I'm having a problem that every time I click the buttons a new instance of the view is going to stack (so I end up having something like V1 -> V2 -> V3 -> V2 -> V4 and so on)
My partial solution is to make something like this:
@IBAction func yellowViewButtonAction(_ sender: AnyObject)
{
let storyboard = UIStoryboard(name: "Main", bundle: nil)
let controller = storyboard.instantiateViewController(withIdentifier: "YelloViewController") as! YelloViewController
if let viewControllers = navigationController?.viewControllers {
for viewController in viewControllers {
// some process
if viewController is YelloViewController {
print("View is on stack")
}
}
let storyboard = UIStoryboard(name: "Main", bundle: nil)
let controller = storyboard.instantiateViewController(withIdentifier: "YelloViewController") as! YelloViewController
self.navigationController?.pushViewController(controller, animated: false)
}
}
I can see that the view is on navigation stack because the if
statement inside the for
is true
. The question is, how can I retrieve it instead of pushing a new instance of the same view? (Because besides the huge memory problem that this present I also lose any data I had on the view).
I want to keep everything on the stack intact.
Example:
V1 -> V2 -> V3 -> V4 (current view)
If I go back to V1 from V4 I still want to have V4, V3 and V2 on the navigation controller stack.
Another question is that if this solution is something that Apple might refuse.
I appreciate any help.
looks like you don't use and need navigation controller. Whenever you call self.navigationController?.pushViewController(controller, animated: false)
a new instance of that controller is on its way to stack.
Ideally you would call popViewController from that view controller where you have navigated.

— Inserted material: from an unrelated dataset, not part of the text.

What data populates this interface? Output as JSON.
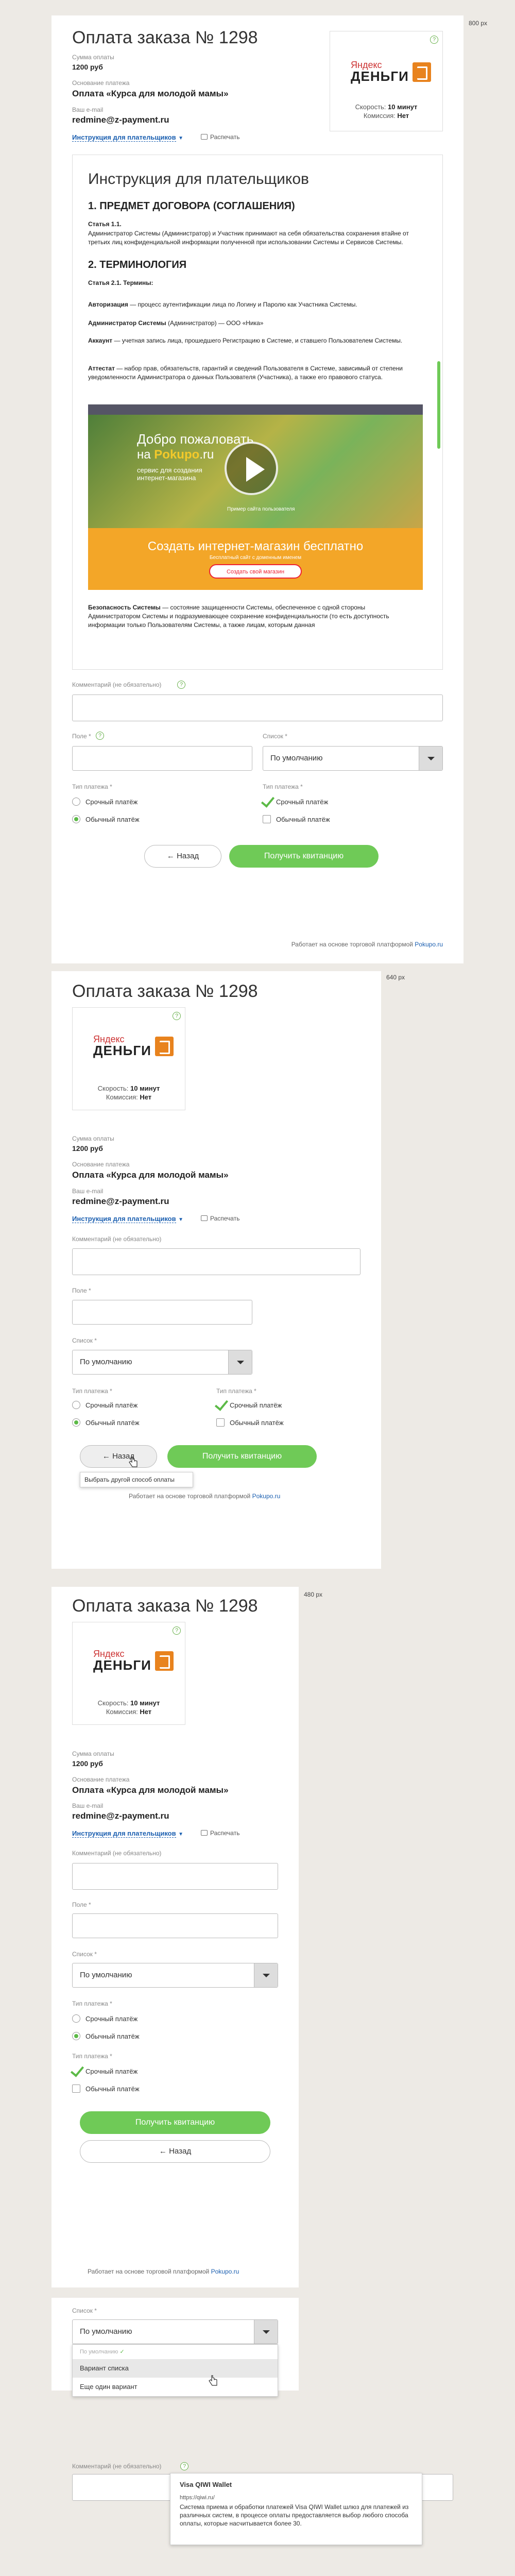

When creating custom behavior of tab bar controller it is quite difficult to get the navigation logic exactly as you planned, at least in my opinion.
In cases like this I usually take care of showing and hiding view controllers manually.
@IBAction func didPressTab(sender: UIButton) {
let previousIndex = selectedIndex
selectedIndex = sender.tag
buttons[previousIndex].selected = false
let previousVC = viewControllers[previousIndex]
previousVC.willMoveToParentViewController(nil)
previousVC.view.removeFromSuperview()
previousVC.removeFromParentViewController()
sender.selected = true
let vc = viewControllers[selectedIndex]
addChildViewController(vc)
vc.view.frame = contentView.bounds
contentView.addSubview(vc.view)
vc.didMoveToParentViewController(self)
}
where every 'navigation button' has unique id and calls didPressTab function.